Replies are listed 'Best First'.
Re: regex confusion
by wog (Curate) on Oct 07, 2001 at 08:32 UTC
    The problem is not in this line of code, which with my perl parses fine. It is likely to be something on the line before it. (Especially considering mention of a multiline *-deliminated string starting on line 257 in the error message.)

    Besides that, it would probably be better and easier to use HTML::Parser or HTML::TokeParser to do this, rather then dealing with the HTML manually.

      well, this is the line previous to the regex:
      $instream =~ s/<\/H[1-6]>\s*/\}\n/ig;
      and i can't use html parsing modules...i need to chew on the html manually to replace it with the correct coding.
        the /x switch allows white space and comments within a regular expression.
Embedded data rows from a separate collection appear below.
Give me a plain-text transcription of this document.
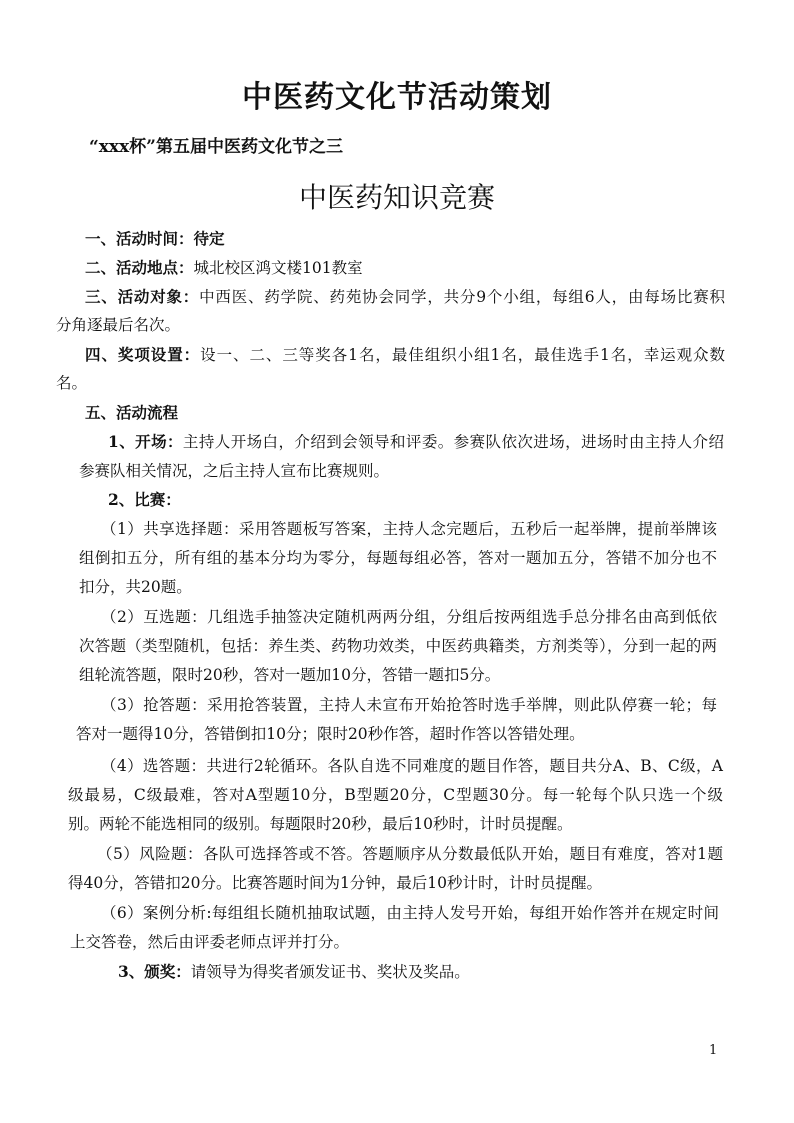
中医药文化节活动策划
“xxx杯”第五届中医药文化节之三
中医药知识竞赛
一、活动时间：待定
二、活动地点：城北校区鸿文楼101教室
三、活动对象：中西医、药学院、药苑协会同学，共分9个小组，每组6人，由每场比赛积
分角逐最后名次。
四、奖项设置：设一、二、三等奖各1名，最佳组织小组1名，最佳选手1名，幸运观众数
名。
五、活动流程
1、开场：主持人开场白，介绍到会领导和评委。参赛队依次进场，进场时由主持人介绍
参赛队相关情况，之后主持人宣布比赛规则。
2、比赛：
（1）共享选择题：采用答题板写答案，主持人念完题后，五秒后一起举牌，提前举牌该
组倒扣五分，所有组的基本分均为零分，每题每组必答，答对一题加五分，答错不加分也不
扣分，共20题。
（2）互选题：几组选手抽签决定随机两两分组，分组后按两组选手总分排名由高到低依
次答题（类型随机，包括：养生类、药物功效类，中医药典籍类，方剂类等），分到一起的两
组轮流答题，限时20秒，答对一题加10分，答错一题扣5分。
（3）抢答题：采用抢答装置，主持人未宣布开始抢答时选手举牌，则此队停赛一轮；每
答对一题得10分，答错倒扣10分；限时20秒作答，超时作答以答错处理。
（4）选答题：共进行2轮循环。各队自选不同难度的题目作答，题目共分A、B、C级，A
级最易，C级最难，答对A型题10分，B型题20分，C型题30分。每一轮每个队只选一个级
别。两轮不能选相同的级别。每题限时20秒，最后10秒时，计时员提醒。
（5）风险题：各队可选择答或不答。答题顺序从分数最低队开始，题目有难度，答对1题
得40分，答错扣20分。比赛答题时间为1分钟，最后10秒计时，计时员提醒。
（6）案例分析:每组组长随机抽取试题，由主持人发号开始，每组开始作答并在规定时间
上交答卷，然后由评委老师点评并打分。
3、颁奖：请领导为得奖者颁发证书、奖状及奖品。
1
This lets you break things into little pieces and comment out the pieces until the syntax errors go away.
        use strict; use warnings; use diagnostics; my $instream= 'empty'; $instream =~ s/ <FONT (.+?) COLOR\s?=\s? ('|")? (\#......) \2 (.+?) SIZE \s?=\s? ('|")? ################ (\d++)\5 #d+ not d++ (.+?) FACE \s?=\s? ('|")? (.+?) \8 [^>]*> \s* /genStyleCSF($3,$6,$9) /iegx;
        Also allow me to join the chorus suggesting a HTML parsing module....



        email: mandog

        The error you're seeing is a result of perl getting confused about which parts of your code are inside a substitution, and which are outside. Look for a regex, somewhere before line 257, where you're matching a slash, and forgot to escape it with a backslash.

        When you're matching slashes inside a regex, it's helpful to use a different delimiter for the regex, as in m,</html>, or s!</H1>!}\n! . This saves you from having to use all those backslashes.

        But, as wog said, it really would be best to use an HTML parsing module.